Stephanie stressed the patience made all the difference for Checkers. “He has so much scope and so much talent, a lot of times I just try to hang on!” she said. “I tell people all the time, you cannot rush the Thoroughbreds, you just can’t. You have to do it right, you have to take your time, you have to be patient. Sometimes I would have an agenda of what I wanted to work on that day, and he just had a different idea. Then you have to meet in the middle.”

Stephanie and Checkers tried the jumper ring early in his career to work on their handy rounds and she enjoyed it so much, she started focusing on it more. The pair have jumped up to 1.20-meter, but have bounced back and forth between the hunter and jumper rings. Next year Stephanie hopes to focus more on the jumpers and move up another level. She also keeps busy coaching the Trinity University (Texas) IHSA team.

“He definitely has the scope to go higher, it would be me who’s holding him back.
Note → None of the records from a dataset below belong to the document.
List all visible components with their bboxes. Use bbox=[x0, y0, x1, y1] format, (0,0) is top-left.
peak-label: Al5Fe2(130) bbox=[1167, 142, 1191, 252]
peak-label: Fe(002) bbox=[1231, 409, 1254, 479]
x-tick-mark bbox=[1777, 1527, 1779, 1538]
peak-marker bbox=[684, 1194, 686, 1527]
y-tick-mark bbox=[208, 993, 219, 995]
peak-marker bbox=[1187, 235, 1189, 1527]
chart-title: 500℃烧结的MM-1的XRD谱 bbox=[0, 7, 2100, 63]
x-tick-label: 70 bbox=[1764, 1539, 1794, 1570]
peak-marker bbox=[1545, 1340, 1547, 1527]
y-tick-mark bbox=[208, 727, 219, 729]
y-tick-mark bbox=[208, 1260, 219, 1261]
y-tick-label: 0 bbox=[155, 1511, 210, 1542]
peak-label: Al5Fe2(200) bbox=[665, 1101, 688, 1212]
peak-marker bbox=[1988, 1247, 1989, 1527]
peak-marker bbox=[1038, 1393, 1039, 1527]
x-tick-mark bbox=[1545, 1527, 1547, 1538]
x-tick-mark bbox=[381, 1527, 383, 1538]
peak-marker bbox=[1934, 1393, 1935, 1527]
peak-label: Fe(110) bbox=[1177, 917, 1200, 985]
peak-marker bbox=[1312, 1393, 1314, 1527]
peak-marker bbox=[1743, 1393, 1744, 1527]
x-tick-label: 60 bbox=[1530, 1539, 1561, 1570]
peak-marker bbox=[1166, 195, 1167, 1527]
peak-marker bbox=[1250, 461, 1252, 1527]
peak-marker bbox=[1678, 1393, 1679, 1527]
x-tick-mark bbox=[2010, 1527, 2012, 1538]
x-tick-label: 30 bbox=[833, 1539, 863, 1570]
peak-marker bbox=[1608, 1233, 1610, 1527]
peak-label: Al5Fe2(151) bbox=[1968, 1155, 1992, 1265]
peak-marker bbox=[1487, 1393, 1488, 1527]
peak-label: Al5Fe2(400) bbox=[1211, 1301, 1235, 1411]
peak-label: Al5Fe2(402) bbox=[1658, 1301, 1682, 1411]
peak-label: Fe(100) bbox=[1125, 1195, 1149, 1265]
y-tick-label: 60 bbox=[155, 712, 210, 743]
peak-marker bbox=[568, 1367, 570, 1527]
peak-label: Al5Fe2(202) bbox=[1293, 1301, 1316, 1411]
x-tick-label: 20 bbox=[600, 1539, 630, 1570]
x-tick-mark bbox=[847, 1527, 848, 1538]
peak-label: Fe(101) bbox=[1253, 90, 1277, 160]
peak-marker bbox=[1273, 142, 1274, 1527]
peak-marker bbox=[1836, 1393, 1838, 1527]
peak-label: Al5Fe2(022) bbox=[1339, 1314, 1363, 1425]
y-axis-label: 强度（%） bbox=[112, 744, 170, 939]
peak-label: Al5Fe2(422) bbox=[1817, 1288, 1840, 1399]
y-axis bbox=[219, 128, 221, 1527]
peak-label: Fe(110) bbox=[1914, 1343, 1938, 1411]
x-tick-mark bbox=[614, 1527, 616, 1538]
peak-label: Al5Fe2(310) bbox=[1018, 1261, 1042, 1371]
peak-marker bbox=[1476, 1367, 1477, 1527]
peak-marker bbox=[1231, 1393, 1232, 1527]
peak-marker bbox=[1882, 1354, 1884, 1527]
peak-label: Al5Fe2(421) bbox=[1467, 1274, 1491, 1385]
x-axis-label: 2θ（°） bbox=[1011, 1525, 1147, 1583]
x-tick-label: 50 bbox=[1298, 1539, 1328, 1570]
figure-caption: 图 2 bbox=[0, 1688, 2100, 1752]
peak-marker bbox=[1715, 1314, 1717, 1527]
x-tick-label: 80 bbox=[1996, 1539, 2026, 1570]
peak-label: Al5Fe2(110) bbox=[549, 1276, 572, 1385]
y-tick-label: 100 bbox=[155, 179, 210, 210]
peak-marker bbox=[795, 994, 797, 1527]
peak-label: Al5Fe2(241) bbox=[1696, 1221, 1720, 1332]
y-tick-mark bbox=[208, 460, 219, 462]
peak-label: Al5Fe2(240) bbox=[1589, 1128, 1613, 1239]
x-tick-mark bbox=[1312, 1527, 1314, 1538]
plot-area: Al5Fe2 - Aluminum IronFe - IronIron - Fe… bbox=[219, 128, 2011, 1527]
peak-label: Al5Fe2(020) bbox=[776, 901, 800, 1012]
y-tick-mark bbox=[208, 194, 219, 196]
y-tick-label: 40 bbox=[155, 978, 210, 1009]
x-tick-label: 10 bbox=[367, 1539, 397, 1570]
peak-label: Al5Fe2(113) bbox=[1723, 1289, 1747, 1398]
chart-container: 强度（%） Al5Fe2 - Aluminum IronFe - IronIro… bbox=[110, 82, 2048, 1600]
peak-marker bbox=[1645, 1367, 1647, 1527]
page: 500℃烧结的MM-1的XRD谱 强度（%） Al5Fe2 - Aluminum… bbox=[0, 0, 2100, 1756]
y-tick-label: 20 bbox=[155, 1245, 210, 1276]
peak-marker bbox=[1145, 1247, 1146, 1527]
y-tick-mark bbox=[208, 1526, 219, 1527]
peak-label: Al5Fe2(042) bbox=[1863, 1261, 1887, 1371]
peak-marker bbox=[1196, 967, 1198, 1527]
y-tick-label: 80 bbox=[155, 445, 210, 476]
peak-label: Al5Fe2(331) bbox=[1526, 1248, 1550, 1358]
If a grand prix rider was riding him, there’s no doubt he could do much more,” she said.

They were doing well in the Take2 jumper standings this year when Stephanie fell at the last fence in a jump-off with another horse in May.

“They weren’t even sure initially if I was going to walk again,” she said. Stephanie went through 12 weeks of rehab and was out of a wheelchair by Aug. 18. She had planned on riding in a clinic with George Morris in October, and that served as her inspiration to get better.

“My alarm every morning to get up and go there was the thought of George Morris. It was the clinic. I had a countdown to the October clinic and that’s what I wanted to do. I wanted to be well enough to ride, even in the 3’ division. That’s what kept me going,” she said. “You have that horse that you ride, that’s like the old slipper or old shoe that fits you perfectly. [Checkers is] like that. You just get on and ride. He’s so comfortable for me. When I got cleared to ride, he was the first one I rode.”

With the help of trainer friends Claudia Conn, Laura Hoover and some of their students, Checkers was able to stay in the show ring, and Stephanie was on and showing by September, although her doctor advised her to wear an airvest until her ribs are fully healed, which could take two years. She even made it to the clinic.

Stephanie has no regrets about changing her career path late in life. In fact, she feels like she’s just getting started.

“I don’t feel like I’m working everyday,” she said. “I’m like, ‘Oh my gosh, who do I get to ride first?’ It’s amazing. It’s never too late. I thought for sure after my 12-year hiatus that riding was just a thing I used to do. I just didn’t think I would ever go take lessons or anything again. But here I am. If I can do it, anybody can do it.”